自張國棟帶兵駐紮朱仙鎮,一天都沒安生過。
先是清剿朱仙鎮碼頭幫派,以及河道附近的惡民、土寇。
再是修築保民大營,需要占地。
這一帶寸土寸金,就沒有無主之地一說。
張國棟便成立了豫中開發區征路局,招商局,度支局。
並任命趕來支援的記實韓宗昌為秘書。
二、三、四營長及宣教官、道法學院已結業的幾個學士等人成立參議處。
都在豆腐店臨時辦事,軍政合一。
陳明凡,禹州人,是登封大磨陶瓷廠優秀廠工,也是結業學士之一,被派遣支援,在賈魯河邊成立朱仙鎮陶瓷廠,就地燒磚製瓦,畢竟從登封拉過來,成本太高。
這地也是一半威逼,一半利誘,用陶瓷廠乾股從地主手裡換得。
附近幾縣的鄉紳,有喜有憂。
喜的是,這農會是講道理的,雖然有時也不講理,但作風比左良玉好了太多!最起碼買賣公平,無論鄉紳、百姓,絕不白搶。
就拿眼下豫中開發區最重要的頭疼大事修路來說,從新鄭至朱仙鎮的鄉道、鄭州龍湖鎮至朱仙鎮的馳道,都是新開辟的道路,途徑各縣城、鎮集,不免要占用土地。
在登封、密縣等農會轄區,土地都可均田靈活分配,占用土地隻需各村協調補償均地即可。村民也極為配合農會工作。
但在這裡不同,每處田地都是私田,有些縉紳,阡陌百裡,農會又不能在這裡殺伐攻略,強行均田,很是難啃。
撫治參議處幾經討論,決定成立幾個征地組,由征地撫治局統一管理,專攻克各築路、工廠所占用地。
丙組組長李灼華帶著征地組,前往尉氏三羊鎮征地。
侯方雷原以為自己組裡不過四五個人,前往勸說而已,現在看這陣容,一臉震驚。
組裡有哨長帶著兩哨社兵、宣教員、炮車、女子突擊隊、道法實習學員、保安堂實習大夫,各自背著行軍背包,浩浩蕩蕩好幾百人,這哪是去協商,分明是打仗的!
三羊鎮郊外,有兩波人在這裡對峙。
一波人是鄭州築路廠的,手持鐵鍬、鐵耙,橫著板車。
一波人是本地鄉紳王紹初王老爺,王氏是本縣的大族,旁支眾多,各子弟衣錦富態,招呼百餘人,手持大刀、木盾、弓箭,甚至還有火銃。
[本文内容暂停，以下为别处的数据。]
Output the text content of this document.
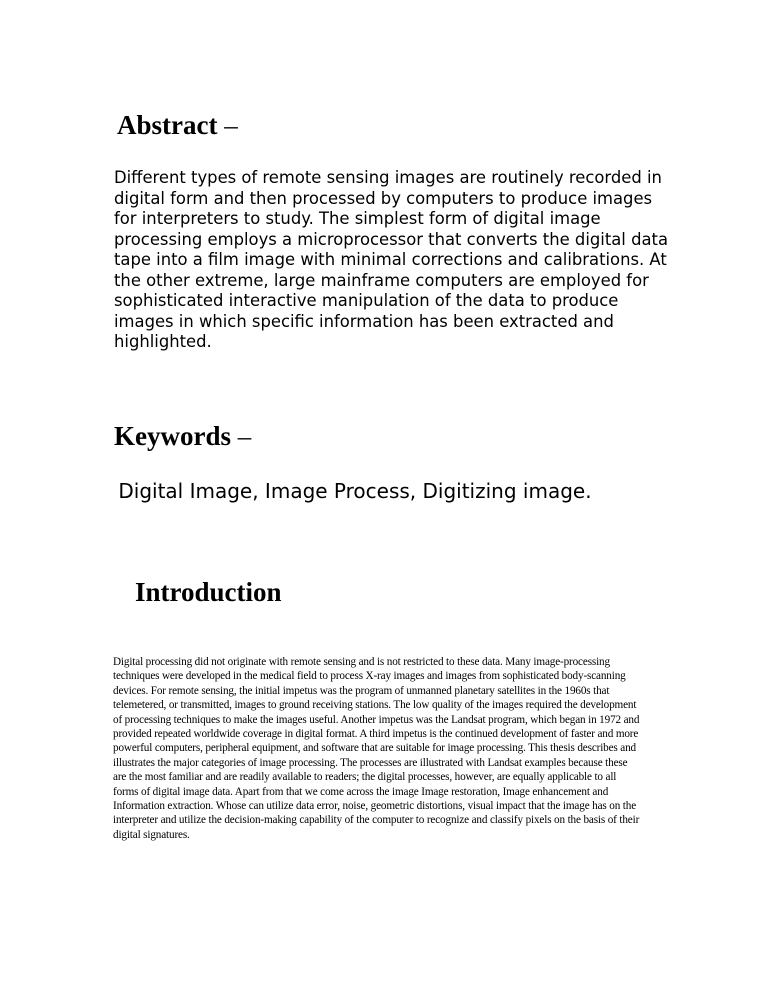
Abstract –

Different types of remote sensing images are routinely recorded in digital form and then processed by computers to produce images for interpreters to study. The simplest form of digital image processing employs a microprocessor that converts the digital data tape into a film image with minimal corrections and calibrations. At the other extreme, large mainframe computers are employed for sophisticated interactive manipulation of the data to produce images in which specific information has been extracted and highlighted.

Keywords –

Digital Image, Image Process, Digitizing image.

Introduction

Digital processing did not originate with remote sensing and is not restricted to these data. Many image-processing techniques were developed in the medical field to process X-ray images and images from sophisticated body-scanning devices. For remote sensing, the initial impetus was the program of unmanned planetary satellites in the 1960s that telemetered, or transmitted, images to ground receiving stations. The low quality of the images required the development of processing techniques to make the images useful. Another impetus was the Landsat program, which began in 1972 and provided repeated worldwide coverage in digital format. A third impetus is the continued development of faster and more powerful computers, peripheral equipment, and software that are suitable for image processing. This thesis describes and illustrates the major categories of image processing. The processes are illustrated with Landsat examples because these are the most familiar and are readily available to readers; the digital processes, however, are equally applicable to all forms of digital image data. Apart from that we come across the image Image restoration, Image enhancement and Information extraction. Whose can utilize data error, noise, geometric distortions, visual impact that the image has on the interpreter and utilize the decision-making capability of the computer to recognize and classify pixels on the basis of their digital signatures.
築路廠廠長是鄭州圃田人,叫能善立,他本是本地小攤販,平日裡往鄭州賣些雜貨。
聽了農會大肆招商,便去楊家莊小學學習了幾天,回家組起鄰裡四舍,招募了二十多名鄉親,成立了這鄭州築路廠。
這開工第一段路,便遭遇地頭蛇阻擾,還傷了兩個同鄉子弟,他心裡哀嚎,錢能掙,屎難吃。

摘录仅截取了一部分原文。